婆婆癱了,進食和大小便都困難,保姆任勞任怨地照顧了幾日。明珠沒有多想,付了工資,又多給了一千。年底了,人心浮躁,有一天,保姆說,自己老父親身體不好,想回家照顧他,過年回去可能就來不了了,叫明珠早點找人接手。
明珠木木的,沒回過神來,說:「哦!」
保姆覺得不好意思,又說:「該找個護工了。」
「哦!」
又過了一個星期,婆婆出院了,為了照顧方便,她暫時住到了婆婆家。
大倪當然搬回了自己的房子,隔三差五過來看看明珠。
有一天,保姆和大倪都不在,婆婆拉了,又羞又氣,滿臉通紅。明珠去幫她擦洗。褪下褲子,一股奇異的惡臭直衝鼻腔,在人口裡胃裡胡亂翻攪,她屏氣,雙手去抬起婆婆的一條腿,那條腿,就像一根剝去了樹皮的雪白的木樁,僵硬而沉重的木樁,她費了吃奶的力氣才把那條腿抬起一點,幫婆婆翻了身,擦拭了穢物。婆婆不能正常說話,發出嗚嗚咽咽的帶著哭腔的聲音,令人心酸。

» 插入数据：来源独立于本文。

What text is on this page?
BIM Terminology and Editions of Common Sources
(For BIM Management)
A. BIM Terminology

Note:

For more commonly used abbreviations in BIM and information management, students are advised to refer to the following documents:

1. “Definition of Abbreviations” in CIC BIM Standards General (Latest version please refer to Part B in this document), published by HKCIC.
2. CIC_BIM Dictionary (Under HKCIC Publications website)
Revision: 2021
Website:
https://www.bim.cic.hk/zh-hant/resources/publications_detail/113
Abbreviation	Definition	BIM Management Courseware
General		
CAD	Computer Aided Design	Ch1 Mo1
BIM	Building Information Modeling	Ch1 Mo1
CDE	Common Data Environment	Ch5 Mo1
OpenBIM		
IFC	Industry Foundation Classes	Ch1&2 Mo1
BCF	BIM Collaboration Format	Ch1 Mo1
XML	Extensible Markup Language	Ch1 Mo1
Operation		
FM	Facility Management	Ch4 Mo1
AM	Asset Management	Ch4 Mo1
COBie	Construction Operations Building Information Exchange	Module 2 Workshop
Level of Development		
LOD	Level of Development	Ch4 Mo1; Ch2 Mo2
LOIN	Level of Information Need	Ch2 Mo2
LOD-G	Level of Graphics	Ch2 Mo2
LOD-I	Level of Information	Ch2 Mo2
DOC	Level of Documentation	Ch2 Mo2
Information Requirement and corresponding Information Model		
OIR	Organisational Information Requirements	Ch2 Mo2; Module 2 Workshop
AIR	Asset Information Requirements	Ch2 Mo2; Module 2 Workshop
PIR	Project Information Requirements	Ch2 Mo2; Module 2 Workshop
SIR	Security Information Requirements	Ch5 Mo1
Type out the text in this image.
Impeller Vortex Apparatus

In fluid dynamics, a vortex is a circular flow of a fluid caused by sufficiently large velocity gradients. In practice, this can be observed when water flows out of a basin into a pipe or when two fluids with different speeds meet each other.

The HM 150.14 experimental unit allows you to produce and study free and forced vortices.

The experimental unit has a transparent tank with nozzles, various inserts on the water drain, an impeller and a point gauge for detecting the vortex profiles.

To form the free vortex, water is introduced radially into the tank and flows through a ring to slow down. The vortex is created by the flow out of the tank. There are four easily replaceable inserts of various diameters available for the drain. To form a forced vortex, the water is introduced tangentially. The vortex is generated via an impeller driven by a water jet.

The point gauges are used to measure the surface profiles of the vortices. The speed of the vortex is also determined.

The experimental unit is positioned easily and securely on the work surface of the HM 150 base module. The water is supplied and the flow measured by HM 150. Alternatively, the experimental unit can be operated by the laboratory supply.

擦拭完,她把那坨成人紙尿褲和一大堆髒汙的衛生紙裝進一個黑色的塑膠袋裡,去衛生間扔,剛一進衛生間,忽然一陣胃液翻湧,她對著洗手池哇哇地嘔吐起來。
嘔吐完,她抬頭看到鏡中的自己,嚇了一跳,鏡中的人頭髮枯黃散亂,眼神無光,皮膚粗糙,形如女鬼。這人是誰?
恍惚間,她聽到手機在響,去接,一看,是小劉護士的號碼,接起來,小劉護士剛說話,電話就被李醫生奪了去,他的口氣,帶著十二分的火氣,很不客氣:「你的產檢時間,已經過了兩天,你為什麼沒來?現在孕後期,要特別注意,你對自己和孩子太不負責了吧!」
她啞口無言,強忍著淚水,努力平復了聲音:「我忘了。」